Buy to let tax changes explained

Joanna Faith
Written By:
Joanna Faith

In late 2015, the Chancellor announced a range of tax measures aimed at landlords, which taken together could seriously dent the profits of many buy-to-let investors  and send some straight into loss-making territory.

So what is changing and when?

Stamp Duty

From 1 April 2016 the government proposes to add three percentage points to the existing Stamp Duty rates for those buying a second property. This is expected to be predominantly buy-to-let investors according to the government. It will make a significant difference to the amount of Stamp Duty that is payable and erode the potential profits of an investment. For example, landlords who buy an investment property for £150,000 before 1 April will pay £500 in Stamp Duty, but this will rise to £5,000 after the deadline – a tenfold increase.

Income tax

From April 2017 the government will gradually replace the ability to claim mortgage interest payments as an allowable expense with what is effectively a basic rate of tax credit on the total rental income that landlords pay. How it will effect landlords will differ massively depending on your circumstances, but as a rule of thumb higher and additional rate tax payers will suffer if they currently claim mortgage interest payments against their tax bill. That’s because under the current system they effectively claim interest payments at their marginal rate of tax but this will reduce to a basic tax rate by 2020/21. Landlords who have a low level of equity in their properties will be hit hard, while those without any mortgages won’t be affected at all.

Wear and tear allowance

Landlords with fully furnished properties can currently claim an annual wear and tear allowance of 10 per cent, whether or not they have had to make replacements to furnishings and fittings. If the amount they have had to spend is more than 10 per cent they can claim the exact amount with receipts. But from 1 April they will only be able to claim the exact amount spent on furnishings and fittings.

What does this mean?

Frankly, if you are a buy-to-let landlord, or you want to become one, it will become more difficult to get the numbers to stack up. This has led to landlords looking at ways to mitigate the added tax expense.
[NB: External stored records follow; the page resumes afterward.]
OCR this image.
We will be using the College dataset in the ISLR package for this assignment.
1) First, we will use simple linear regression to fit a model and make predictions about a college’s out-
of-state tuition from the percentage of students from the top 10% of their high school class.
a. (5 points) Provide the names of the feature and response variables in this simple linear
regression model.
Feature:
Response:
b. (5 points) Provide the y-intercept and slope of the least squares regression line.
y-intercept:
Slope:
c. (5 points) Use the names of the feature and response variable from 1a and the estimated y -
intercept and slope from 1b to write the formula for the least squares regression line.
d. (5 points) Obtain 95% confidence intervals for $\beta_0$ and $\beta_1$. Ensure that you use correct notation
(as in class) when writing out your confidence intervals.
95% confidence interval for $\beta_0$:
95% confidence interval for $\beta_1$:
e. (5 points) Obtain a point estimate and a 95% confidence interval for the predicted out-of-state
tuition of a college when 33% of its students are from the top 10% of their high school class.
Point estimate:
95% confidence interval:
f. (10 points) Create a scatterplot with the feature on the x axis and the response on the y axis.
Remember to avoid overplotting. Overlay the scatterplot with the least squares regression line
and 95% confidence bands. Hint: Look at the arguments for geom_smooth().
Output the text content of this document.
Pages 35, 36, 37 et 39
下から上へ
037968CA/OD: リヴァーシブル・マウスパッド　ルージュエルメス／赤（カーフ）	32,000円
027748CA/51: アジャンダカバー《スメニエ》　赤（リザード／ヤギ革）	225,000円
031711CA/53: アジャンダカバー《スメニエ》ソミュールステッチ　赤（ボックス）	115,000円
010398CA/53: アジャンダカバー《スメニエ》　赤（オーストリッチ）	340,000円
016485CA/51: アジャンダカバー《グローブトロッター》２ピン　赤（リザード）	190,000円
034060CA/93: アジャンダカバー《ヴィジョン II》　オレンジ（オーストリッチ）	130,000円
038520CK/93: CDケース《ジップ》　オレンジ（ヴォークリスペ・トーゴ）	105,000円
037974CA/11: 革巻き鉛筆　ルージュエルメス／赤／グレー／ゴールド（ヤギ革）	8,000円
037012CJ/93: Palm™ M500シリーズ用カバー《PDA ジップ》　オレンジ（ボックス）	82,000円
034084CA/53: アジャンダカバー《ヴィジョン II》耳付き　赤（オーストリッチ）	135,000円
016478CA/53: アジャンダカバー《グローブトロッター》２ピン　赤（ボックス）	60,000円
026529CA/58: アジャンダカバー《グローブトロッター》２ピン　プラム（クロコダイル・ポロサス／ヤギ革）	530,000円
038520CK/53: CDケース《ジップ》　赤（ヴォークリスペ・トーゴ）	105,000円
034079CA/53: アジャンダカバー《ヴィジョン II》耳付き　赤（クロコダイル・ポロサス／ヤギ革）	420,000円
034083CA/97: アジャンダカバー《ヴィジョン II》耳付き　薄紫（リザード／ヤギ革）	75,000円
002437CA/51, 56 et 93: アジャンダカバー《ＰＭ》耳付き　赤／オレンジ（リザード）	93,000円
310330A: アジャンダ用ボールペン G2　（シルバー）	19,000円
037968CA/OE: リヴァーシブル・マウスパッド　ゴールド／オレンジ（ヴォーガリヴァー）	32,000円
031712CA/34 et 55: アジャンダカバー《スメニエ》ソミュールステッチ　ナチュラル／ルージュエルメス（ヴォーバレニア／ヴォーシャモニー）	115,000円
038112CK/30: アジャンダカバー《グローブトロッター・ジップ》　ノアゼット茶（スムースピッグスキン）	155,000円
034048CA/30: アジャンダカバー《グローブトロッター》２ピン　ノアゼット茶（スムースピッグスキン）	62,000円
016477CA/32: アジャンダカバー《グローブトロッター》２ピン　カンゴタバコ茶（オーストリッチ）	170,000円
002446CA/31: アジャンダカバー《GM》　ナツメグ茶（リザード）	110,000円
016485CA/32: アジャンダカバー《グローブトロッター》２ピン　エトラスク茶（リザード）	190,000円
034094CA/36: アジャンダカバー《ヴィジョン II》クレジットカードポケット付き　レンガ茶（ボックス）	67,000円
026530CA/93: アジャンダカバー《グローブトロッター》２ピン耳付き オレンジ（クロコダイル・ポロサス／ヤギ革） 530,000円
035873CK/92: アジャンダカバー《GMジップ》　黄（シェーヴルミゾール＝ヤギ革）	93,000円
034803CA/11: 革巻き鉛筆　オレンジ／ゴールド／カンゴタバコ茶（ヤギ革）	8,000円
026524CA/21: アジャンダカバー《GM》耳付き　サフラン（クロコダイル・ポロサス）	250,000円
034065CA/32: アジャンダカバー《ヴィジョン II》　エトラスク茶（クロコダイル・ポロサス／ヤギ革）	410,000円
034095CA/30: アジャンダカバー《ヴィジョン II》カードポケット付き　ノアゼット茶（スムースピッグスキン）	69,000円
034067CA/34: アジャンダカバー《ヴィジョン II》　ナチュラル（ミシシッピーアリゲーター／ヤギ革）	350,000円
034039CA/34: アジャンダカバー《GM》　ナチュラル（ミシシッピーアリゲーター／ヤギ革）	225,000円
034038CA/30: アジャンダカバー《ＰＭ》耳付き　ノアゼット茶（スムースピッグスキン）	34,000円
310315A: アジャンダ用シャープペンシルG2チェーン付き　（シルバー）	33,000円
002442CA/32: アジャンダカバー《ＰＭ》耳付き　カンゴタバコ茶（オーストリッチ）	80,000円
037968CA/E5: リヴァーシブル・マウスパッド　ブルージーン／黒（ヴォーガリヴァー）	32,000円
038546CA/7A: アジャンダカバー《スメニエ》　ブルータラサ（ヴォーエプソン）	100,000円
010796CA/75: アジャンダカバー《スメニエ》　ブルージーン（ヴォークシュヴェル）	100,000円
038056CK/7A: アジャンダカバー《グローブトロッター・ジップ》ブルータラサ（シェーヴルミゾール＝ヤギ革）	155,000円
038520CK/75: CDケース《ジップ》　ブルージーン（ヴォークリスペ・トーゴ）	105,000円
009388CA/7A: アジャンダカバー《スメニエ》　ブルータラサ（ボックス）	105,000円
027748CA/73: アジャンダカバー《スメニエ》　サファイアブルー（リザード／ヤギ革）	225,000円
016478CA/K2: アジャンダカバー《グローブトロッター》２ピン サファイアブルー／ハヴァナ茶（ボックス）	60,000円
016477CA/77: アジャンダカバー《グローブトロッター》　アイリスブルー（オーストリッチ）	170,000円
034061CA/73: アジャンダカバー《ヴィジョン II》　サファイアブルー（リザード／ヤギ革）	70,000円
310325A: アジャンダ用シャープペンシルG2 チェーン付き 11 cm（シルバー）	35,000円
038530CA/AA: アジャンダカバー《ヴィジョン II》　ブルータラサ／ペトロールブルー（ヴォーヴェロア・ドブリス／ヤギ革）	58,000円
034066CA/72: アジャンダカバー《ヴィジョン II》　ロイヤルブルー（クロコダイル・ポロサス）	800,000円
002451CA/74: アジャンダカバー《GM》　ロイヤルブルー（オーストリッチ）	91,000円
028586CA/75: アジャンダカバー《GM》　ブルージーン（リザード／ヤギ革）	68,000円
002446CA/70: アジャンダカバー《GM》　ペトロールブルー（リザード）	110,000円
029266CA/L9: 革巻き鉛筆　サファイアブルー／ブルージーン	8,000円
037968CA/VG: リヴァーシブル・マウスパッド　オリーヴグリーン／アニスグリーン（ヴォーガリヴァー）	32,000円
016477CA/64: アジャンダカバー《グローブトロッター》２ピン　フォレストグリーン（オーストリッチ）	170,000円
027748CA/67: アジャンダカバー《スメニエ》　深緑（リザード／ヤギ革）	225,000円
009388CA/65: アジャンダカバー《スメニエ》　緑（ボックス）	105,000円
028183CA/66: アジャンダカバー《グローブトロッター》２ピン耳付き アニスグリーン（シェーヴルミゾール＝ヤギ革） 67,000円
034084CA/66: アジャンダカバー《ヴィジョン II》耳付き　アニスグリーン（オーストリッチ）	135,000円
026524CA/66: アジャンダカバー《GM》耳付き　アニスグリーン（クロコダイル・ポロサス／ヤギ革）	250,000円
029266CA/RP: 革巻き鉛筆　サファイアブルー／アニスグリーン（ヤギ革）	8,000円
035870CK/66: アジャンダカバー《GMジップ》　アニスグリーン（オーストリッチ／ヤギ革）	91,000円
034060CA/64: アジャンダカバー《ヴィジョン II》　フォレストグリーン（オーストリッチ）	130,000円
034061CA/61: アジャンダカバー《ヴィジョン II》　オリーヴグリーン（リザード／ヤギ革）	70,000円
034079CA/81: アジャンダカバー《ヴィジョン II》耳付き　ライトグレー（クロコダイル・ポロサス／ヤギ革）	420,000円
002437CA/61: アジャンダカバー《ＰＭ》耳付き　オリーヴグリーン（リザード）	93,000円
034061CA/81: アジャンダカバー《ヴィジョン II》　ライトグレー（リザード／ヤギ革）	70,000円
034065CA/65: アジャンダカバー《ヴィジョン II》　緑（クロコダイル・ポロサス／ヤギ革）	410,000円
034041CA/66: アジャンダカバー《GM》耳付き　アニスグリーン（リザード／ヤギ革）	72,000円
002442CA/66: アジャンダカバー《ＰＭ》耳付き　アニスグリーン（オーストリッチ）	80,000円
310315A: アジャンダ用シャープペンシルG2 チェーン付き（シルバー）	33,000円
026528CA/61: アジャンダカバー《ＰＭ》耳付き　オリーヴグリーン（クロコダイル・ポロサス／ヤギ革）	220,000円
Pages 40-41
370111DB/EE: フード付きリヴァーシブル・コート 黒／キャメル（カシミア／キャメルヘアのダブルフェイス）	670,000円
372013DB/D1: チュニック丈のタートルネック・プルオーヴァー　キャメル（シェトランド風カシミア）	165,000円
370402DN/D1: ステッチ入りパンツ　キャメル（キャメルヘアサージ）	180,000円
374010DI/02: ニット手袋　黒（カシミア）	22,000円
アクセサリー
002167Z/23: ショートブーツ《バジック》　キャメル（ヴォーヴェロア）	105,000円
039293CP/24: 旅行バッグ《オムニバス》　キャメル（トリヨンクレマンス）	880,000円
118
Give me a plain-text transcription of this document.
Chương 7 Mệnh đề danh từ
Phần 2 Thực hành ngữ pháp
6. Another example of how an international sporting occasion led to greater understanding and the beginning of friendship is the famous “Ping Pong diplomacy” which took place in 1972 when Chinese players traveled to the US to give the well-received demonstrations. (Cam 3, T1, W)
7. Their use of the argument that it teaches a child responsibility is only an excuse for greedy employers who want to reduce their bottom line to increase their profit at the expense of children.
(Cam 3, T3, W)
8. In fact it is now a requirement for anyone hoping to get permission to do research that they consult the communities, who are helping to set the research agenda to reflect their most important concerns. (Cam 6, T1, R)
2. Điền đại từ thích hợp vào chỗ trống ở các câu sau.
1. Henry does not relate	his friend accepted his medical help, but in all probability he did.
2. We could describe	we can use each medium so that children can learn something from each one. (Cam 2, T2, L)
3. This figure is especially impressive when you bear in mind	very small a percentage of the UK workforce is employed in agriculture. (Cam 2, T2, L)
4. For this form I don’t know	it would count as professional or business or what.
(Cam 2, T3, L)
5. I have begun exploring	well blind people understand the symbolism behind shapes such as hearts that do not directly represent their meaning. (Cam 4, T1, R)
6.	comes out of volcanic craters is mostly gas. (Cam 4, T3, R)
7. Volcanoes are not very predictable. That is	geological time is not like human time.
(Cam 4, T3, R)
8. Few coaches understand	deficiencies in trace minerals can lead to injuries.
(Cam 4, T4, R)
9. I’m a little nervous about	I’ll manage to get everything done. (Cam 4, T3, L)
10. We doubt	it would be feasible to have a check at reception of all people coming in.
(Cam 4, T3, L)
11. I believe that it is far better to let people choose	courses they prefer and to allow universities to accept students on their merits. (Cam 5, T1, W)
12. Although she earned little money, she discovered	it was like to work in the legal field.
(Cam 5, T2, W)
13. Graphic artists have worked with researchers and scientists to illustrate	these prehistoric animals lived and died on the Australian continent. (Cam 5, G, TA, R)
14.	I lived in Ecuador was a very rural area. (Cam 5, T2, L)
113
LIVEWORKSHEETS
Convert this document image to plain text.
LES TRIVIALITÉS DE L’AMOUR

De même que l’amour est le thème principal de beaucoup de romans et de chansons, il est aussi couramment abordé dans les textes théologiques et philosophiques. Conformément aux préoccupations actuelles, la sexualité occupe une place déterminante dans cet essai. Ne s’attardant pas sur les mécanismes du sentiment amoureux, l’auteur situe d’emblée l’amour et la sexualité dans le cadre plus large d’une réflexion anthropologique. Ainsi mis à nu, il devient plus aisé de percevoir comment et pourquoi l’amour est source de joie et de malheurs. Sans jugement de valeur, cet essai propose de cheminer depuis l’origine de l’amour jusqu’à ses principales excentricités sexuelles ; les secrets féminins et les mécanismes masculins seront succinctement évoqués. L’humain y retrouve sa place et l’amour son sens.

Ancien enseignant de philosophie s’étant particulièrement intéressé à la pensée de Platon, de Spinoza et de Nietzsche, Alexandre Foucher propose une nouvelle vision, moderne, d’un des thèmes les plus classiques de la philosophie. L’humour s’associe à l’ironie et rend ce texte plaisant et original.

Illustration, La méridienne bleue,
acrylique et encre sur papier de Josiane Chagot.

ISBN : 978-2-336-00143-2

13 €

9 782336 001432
Increasing rent or remortgaging to a new deal are both options, and there has been speculation about landlords buying properties through a limited company to try to shield their assets from the taxman.

In fact many lenders have reacted to this by launching more buy-to-let products for those who want to buy through a limited company structure, which in practice is referred to as a Special Purpose Vehicle (SPV) – a type of limited company that’s only business is buying residential property to let.

Aldermore Mortgages, a specialist lender with a wide range of buy-to-let products has recently announced that it will not charge a premium for mortgages bought via an SPV rather than personally. This is important because many lenders do charge higher interest rates for limited company buy-to-let deals, and some don’t lend to them at all. Whether other lenders will follow suit is yet to be seen, but given the demand from landlords to purchase through a limited company structure, increased competitiveness in this sector is likely.

Other lenders have looked more closely at the minimum rental cover that they require in order to lend, especially since they are aware landlords will see their income squeezed. They need to be sure that the mortgage payments are affordable with a healthy margin on top, to cover the potentially higher tax demands.

For example, Barclays has announced it has increased its minimum rental cover to 135% of mortgage payments. TSB, The Mortgage Works, Paragon, BM Solutions and Godiva have all tightened criteria and now calculate rental cover at 125% at a rate of 5.5%, even if the actual pay rate is lower.